Posted on October 18, 2013

This is not a tutorial. This post is a flashback I had today. It might be a bit fiction as my memory about events tends to be fuzzy at times. But I promise it at least resembles the real story. I was in elementary school and just found out about programming and was learning about c++. After reading “C++ na kolenih” by Goran Bervar I was empowered by knowledge and tried to do all sorts of projects. Mostly in console. Stuff like subtitle format converter - NIH syndrome. I was a bit frustrated because I couldn’t find any books about windows programming in the library. Yes, library was may primary source of information, because my English was not nearly good enough for technical stuff. I might add here I worked on Windows 98(and later XP) with DevC++. I found out about Visual Studio in a few years and did some Windows development. I digressed a bit. Then came the most optimistic idea. A virtual machine. Something quite high level(instruction to print) an eventually an assembler. I now realize I was always into language stuff. So a designed a machine language with just enough instructions to do Hello World, that is PRINT and END.

Implementation

At first I thought about doing a monolithic structure - switch case(in fact what I’ve done with scrat recently). But I had some considerations. What if number of of instruction rises a lot? I’ll be left maintaining spaghetti code. Or at least I thought that’s what spaghetti code looks like, but in retrospective I believe I had a good taste anyway. 

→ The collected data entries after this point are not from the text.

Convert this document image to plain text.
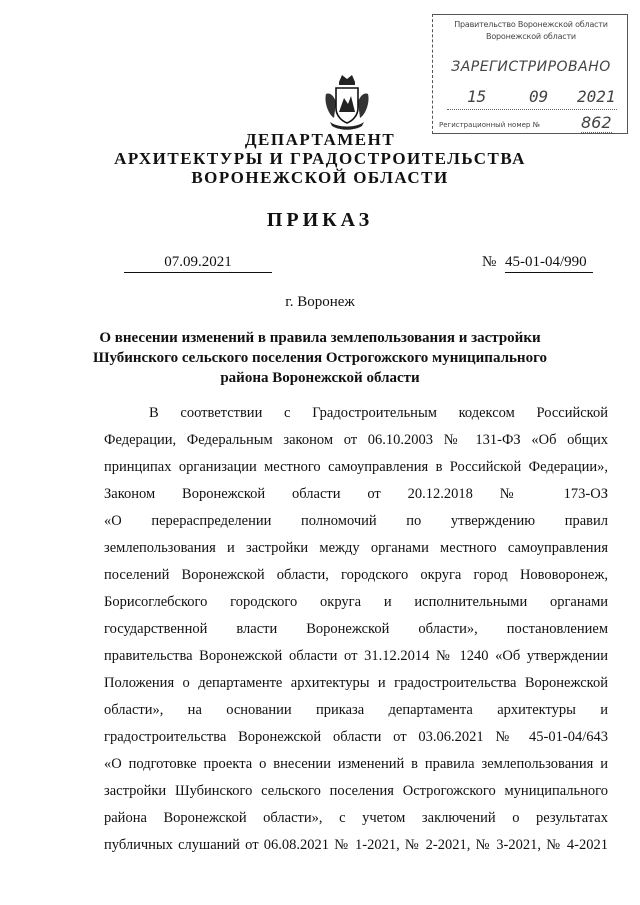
Правительство Воронежской области
Воронежской области
ЗАРЕГИСТРИРОВАНО
15	09 2021
Регистрационный номер №	862
ДЕПАРТАМЕНТ
АРХИТЕКТУРЫ И ГРАДОСТРОИТЕЛЬСТВА
ВОРОНЕЖСКОЙ ОБЛАСТИ
ПРИКАЗ
07.09.2021	№ 45-01-04/990
г. Воронеж
О внесении изменений в правила землепользования и застройки
Шубинского сельского поселения Острогожского муниципального
района Воронежской области
В соответствии с Градостроительным кодексом Российской
Федерации, Федеральным законом от 06.10.2003 № 131-ФЗ «Об общих
принципах организации местного самоуправления в Российской Федерации»,
Законом Воронежской области от 20.12.2018 № 173-ОЗ
«О перераспределении полномочий по утверждению правил
землепользования и застройки между органами местного самоуправления
поселений Воронежской области, городского округа город Нововоронеж,
Борисоглебского городского округа и исполнительными органами
государственной власти Воронежской области», постановлением
правительства Воронежской области от 31.12.2014 № 1240 «Об утверждении
Положения о департаменте архитектуры и градостроительства Воронежской
области», на основании приказа департамента архитектуры и
градостроительства Воронежской области от 03.06.2021 № 45-01-04/643
«О подготовке проекта о внесении изменений в правила землепользования и
застройки Шубинского сельского поселения Острогожского муниципального
района Воронежской области», с учетом заключений о результатах
публичных слушаний от 06.08.2021 № 1-2021, № 2-2021, № 3-2021, № 4-2021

But I tried that anyway. Just for kicks. Did whole machine as one class that had an array for memory and a single point of entry - boot. It run a loop a while loop with PC<-PC+1, fetched instruction from memory, switched on them, called appropriate method to implement that instruction and looped. Even had registers. I think my current professor of Computer Architecture(this course brought back the memory) might actually be proud if he heard what I did back then. 

Pointers

I was always quite comfortable with pointers. I don’t now, they’re mathematicky concept. I like such stuff. Or perhaps it was because I was young when I was introduced into the matter and wasn’t spoiled with automatic memory management(which I quite like nowadays). 

So I tried with function pointers. C is cool enough to let you have pointers to functions! And that means higher order functions. But I didn’t know about math enough to appreciate the concept as I do now. But still - I thought it’s extremely cool. So I did a function that halted execution and printed out “no such instruction”. Why you ask? Well I did a 256-cell table(8-bit instruction) of pointers to functions. Now I didn’t have to switch - just a look-up and invocation. Great. Apart from the fact it doesn’t work. 

Compiler said something along the lines of “You cannot make a table of pointers to functions!”. I was puzzled. Skip 10 years into the future. Today I was rethinking this and thought about casting the pointer. All the functions would be void->void so I can cast back no problem. A table of void pointers and casting. Yay!

Now 10 years back. I didn’t think about casting the pointer. Type info was sacred to me!

So I “invented” function objects.

Objects

I swear to god I have not heard about function objects back then. It wasn’t until this year reading Bloch’s Efficient Java where he talks about strategy objects. I immediately recognized my idea. So now I had many classes, every one implementing execute method. And I had an array of these objects. Now I did a look-up and invocation on an object. Sweet. And it even worked. But sadly I dropped the project and went on to graphics. Learnt SDL and did Tic-Tac-Toe. And dreamed about doing a vector 3D engine(curves baby!). Which until this day I didn’t try to implement. Maybe I’ll try in near future.